Kâbe’nin doğu köşesinde bir buçuk metre kadar yükseklikte bulunan Hacer-ül Esved, cennet yakutlarındandır. Cennetten indirildiğinde beyazdı, lâkin daha sonra insanların günahları onu siyahlaştırdı. Nitekim Arapça lügatta hacer “taş”, esved ise “siyah, aslan” demektir. Kâbe, Müslümanların namazda kıblesi olup, hac emrinin yerine getirilmesinde ziyaret edilmesi farz olan “mekân üstü” ilâhî bir yapıdır.

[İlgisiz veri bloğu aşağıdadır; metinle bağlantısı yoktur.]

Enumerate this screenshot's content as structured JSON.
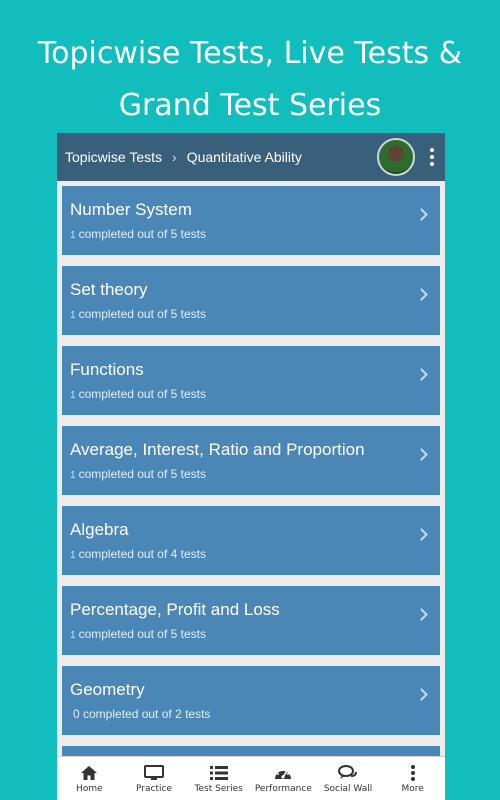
{
  "promo": {
    "line1": "Topicwise Tests, Live Tests &",
    "line2": "Grand Test Series"
  },
  "appbar": {
    "breadcrumb_root": "Topicwise Tests",
    "separator_icon": "chevron-right-icon",
    "breadcrumb_current": "Quantitative Ability",
    "menu_icon": "kebab-menu-icon"
  },
  "topics": [
    {
      "title": "Number System",
      "done": "1",
      "rest": "completed out of 5 tests"
    },
    {
      "title": "Set theory",
      "done": "1",
      "rest": "completed out of 5 tests"
    },
    {
      "title": "Functions",
      "done": "1",
      "rest": "completed out of 5 tests"
    },
    {
      "title": "Average, Interest, Ratio and Proportion",
      "done": "1",
      "rest": "completed out of 5 tests"
    },
    {
      "title": "Algebra",
      "done": "1",
      "rest": "completed out of 4 tests"
    },
    {
      "title": "Percentage, Profit and Loss",
      "done": "1",
      "rest": "completed out of 5 tests"
    },
    {
      "title": "Geometry",
      "done": "",
      "rest": "0 completed out of 2 tests"
    }
  ],
  "nav": [
    {
      "label": "Home",
      "icon": "home-icon"
    },
    {
      "label": "Practice",
      "icon": "monitor-icon"
    },
    {
      "label": "Test Series",
      "icon": "list-icon"
    },
    {
      "label": "Performance",
      "icon": "speedometer-icon"
    },
    {
      "label": "Social Wall",
      "icon": "chat-icon"
    },
    {
      "label": "More",
      "icon": "more-vertical-icon"
    }
  ],
  "colors": {
    "background": "#12bdbd",
    "appbar": "#3a5f7a",
    "card": "#4a86b6"
  }
}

Hacda, Kâbe’nin etrafında dönerek ziyaret etmeye tavaf denilir. Tavafa Hacer-ül Esved’den başlamak ve bitirmek ise haccın sünnetidir. Sünnet?! 

Not: Salt sünnet mevzu, -kavram çerçevesinde irdelendiğinde-, horoz borcu mevzuu içerisinde müstakil olarak ele alınmayı icab ettiren bir noktadadır, lâkin bu mevzuyu burada ötelemek durumundayım. 

Not: Rivayet o dur ki, Hazret-i Âdem Aleyhisselâm Cennet’ten dünyaya indirilince, Meleklerin seslerini ve tespihlerini (zikirlerini) işitemez olmuştu. Bu hâlinden yakınarak, Allah’a yalvardı. Allah, melekler vasıtasıyla bir Beyt indirdi. Bu Beyt, Cennet yakutlarından bir yakut olup, parıl parıl parlıyordu. İndirilen bu Beyt’in biri doğu, diğeri ise batı tarafı olmak üzere iki kapısı vardı. Üzerinde Cennet’ten kandiller bulunuyordu. O Beyt, bugün Kâbe’nin bulunduğu yere indirilmiştir. Allah, “Ey Âdem, senin için bir hâne (ev) gönderdim. Arşım etrafını tavaf ettiğin gibi, bunun etrafını da tavaf eyle. Arşın etrafında namaz kıldığın gibi, bunun etrafında da namaz kıl”, buyurdu. Hacer-ül Esved’i de bu Beyt’le beraber gönderdi. Evet; bu taş, yeryüzüne ilk indirildiğinde beyazdı. Lâkin Cahiliyet döneminde, günahkâr kişilerin ve hayızlı kadınların dokunmasıyla siyah oldu ve bundan dolayı da ismine Hacer-ül Esved (siyah taş) denildi. 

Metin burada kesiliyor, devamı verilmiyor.